Both of these rhetorical questions are introduced by the same Hebrew word, ve’im (literally “and if”), as is Zechariah 14:18, and both share its basic structure. Our verse from Zechariah may therefore be similarly construed as asking a rhetorical question:

And if the community of Egypt does not make this pilgrimage, shall it not be visited by the same affliction with which the Lord will strike the other nations that do not come up to observe the Feast of Booths?

The verse’s new translation suits the geographical reversal of Zechariah’s apocalypse quite nicely. On the one hand, the Land of Israel will be watered by a mighty river throughout the summer and winter. On the other hand, the deeps of the Nile shall dry up, leaving Egypt prone to the same disastrous draughts with which the Lord will strike the other nations that do not come up to observe the Feast of Booths.

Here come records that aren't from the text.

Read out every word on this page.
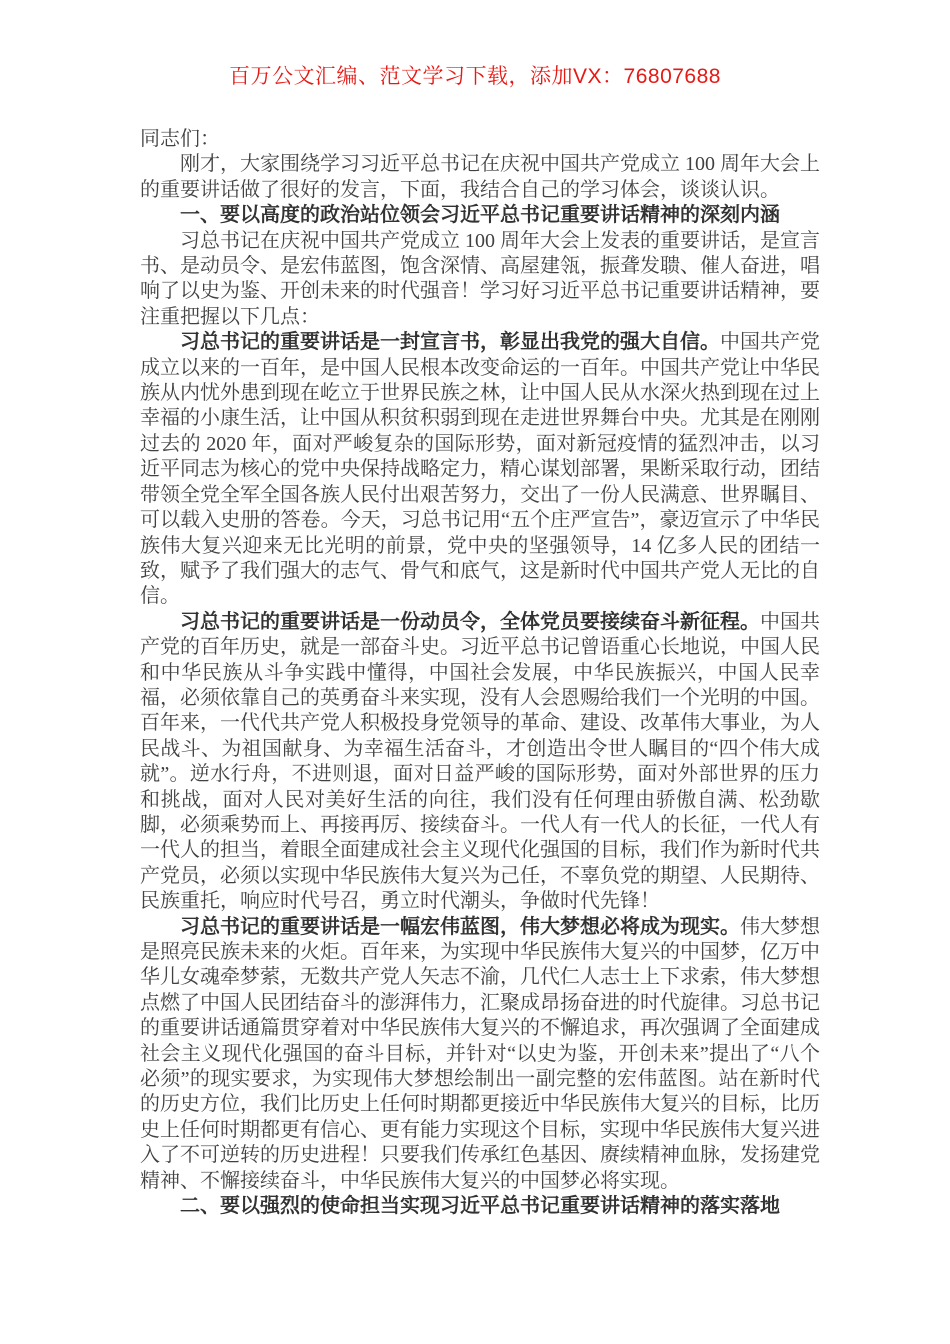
百万公文汇编、范文学习下载，添加VX：76807688

同志们：

刚才，大家围绕学习习近平总书记在庆祝中国共产党成立 100 周年大会上的重要讲话做了很好的发言，下面，我结合自己的学习体会，谈谈认识。

一、要以高度的政治站位领会习近平总书记重要讲话精神的深刻内涵

习总书记在庆祝中国共产党成立 100 周年大会上发表的重要讲话，是宣言书、是动员令、是宏伟蓝图，饱含深情、高屋建瓴，振聋发聩、催人奋进，唱响了以史为鉴、开创未来的时代强音！学习好习近平总书记重要讲话精神，要注重把握以下几点：

习总书记的重要讲话是一封宣言书，彰显出我党的强大自信。中国共产党成立以来的一百年，是中国人民根本改变命运的一百年。中国共产党让中华民族从内忧外患到现在屹立于世界民族之林，让中国人民从水深火热到现在过上幸福的小康生活，让中国从积贫积弱到现在走进世界舞台中央。尤其是在刚刚过去的 2020 年，面对严峻复杂的国际形势，面对新冠疫情的猛烈冲击，以习近平同志为核心的党中央保持战略定力，精心谋划部署，果断采取行动，团结带领全党全军全国各族人民付出艰苦努力，交出了一份人民满意、世界瞩目、可以载入史册的答卷。今天，习总书记用“五个庄严宣告”，豪迈宣示了中华民族伟大复兴迎来无比光明的前景，党中央的坚强领导，14 亿多人民的团结一致，赋予了我们强大的志气、骨气和底气，这是新时代中国共产党人无比的自信。

习总书记的重要讲话是一份动员令，全体党员要接续奋斗新征程。中国共产党的百年历史，就是一部奋斗史。习近平总书记曾语重心长地说，中国人民和中华民族从斗争实践中懂得，中国社会发展，中华民族振兴，中国人民幸福，必须依靠自己的英勇奋斗来实现，没有人会恩赐给我们一个光明的中国。百年来，一代代共产党人积极投身党领导的革命、建设、改革伟大事业，为人民战斗、为祖国献身、为幸福生活奋斗，才创造出令世人瞩目的“四个伟大成就”。逆水行舟，不进则退，面对日益严峻的国际形势，面对外部世界的压力和挑战，面对人民对美好生活的向往，我们没有任何理由骄傲自满、松劲歇脚，必须乘势而上、再接再厉、接续奋斗。一代人有一代人的长征，一代人有一代人的担当，着眼全面建成社会主义现代化强国的目标，我们作为新时代共产党员，必须以实现中华民族伟大复兴为己任，不辜负党的期望、人民期待、民族重托，响应时代号召，勇立时代潮头，争做时代先锋！

习总书记的重要讲话是一幅宏伟蓝图，伟大梦想必将成为现实。伟大梦想是照亮民族未来的火炬。百年来，为实现中华民族伟大复兴的中国梦，亿万中华儿女魂牵梦萦，无数共产党人矢志不渝，几代仁人志士上下求索，伟大梦想点燃了中国人民团结奋斗的澎湃伟力，汇聚成昂扬奋进的时代旋律。习总书记的重要讲话通篇贯穿着对中华民族伟大复兴的不懈追求，再次强调了全面建成社会主义现代化强国的奋斗目标，并针对“以史为鉴，开创未来”提出了“八个必须”的现实要求，为实现伟大梦想绘制出一副完整的宏伟蓝图。站在新时代的历史方位，我们比历史上任何时期都更接近中华民族伟大复兴的目标，比历史上任何时期都更有信心、更有能力实现这个目标，实现中华民族伟大复兴进入了不可逆转的历史进程！只要我们传承红色基因、赓续精神血脉，发扬建党精神、不懈接续奋斗，中华民族伟大复兴的中国梦必将实现。

二、要以强烈的使命担当实现习近平总书记重要讲话精神的落实落地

[i] Kuzari 1: 44, here quoted from Hartwig Hirschfeld’s translation, New York: Schocken, 1964, pg. 110.
[ii] Prof. John Goldingay reminds me that Ezekiel 47: 1-12 offers an even more striking description of the great river that will emerge from Jerusalem in the end of days, bearing plentiful fish (Ez. 47:9) and watering ever-bountiful fruit trees on both its banks (Ez. 47: 12).

7 Comments:

Blogger Celal Birader said...

Dear Berel Dov Lerner,

Thank you for helping me understand
Revelation 11:8 better.

Celal Berker

2:35 PM  
Anonymous Anonymous said...

The recently published book "Jewish Origins An Ancient & Modern Review of the Old Testament with especial reference to the 'Promised Land'" raises a real problem for the Middle Eastern fracas - if it is true. Apparently, the hebrews were not given "the promised land" without the fulfilling of certain obligations,and it seems in which they failed to do so: therefore they have no entitlement to the land of Palestine. Having read this book it seems the author has made his case - though I have never read the Old Testament, or part of it, before, having tended to accept the hearsay stories as correct, as so many others must have done. I can comment no more, except to offer: if it is true, it is so serious as to throw dark shadows of doubt upon many religious and governmental institutions throughout the world.
I found the book at worldwidebooks.net

8:16 PM  
Blogger Berel Dov Lerner said...

Re. the book "Jewish Origins". There are two questions here. First of all, Jewish entitlement to the Land of Israel is usually argued for in historical and political terms, and God's promises have no bearing on such arguments. As for the religious question: Scripture is full of passages describing the Israelites' return to the Land of Israel even after having been temporarily exiled from it due to their sins.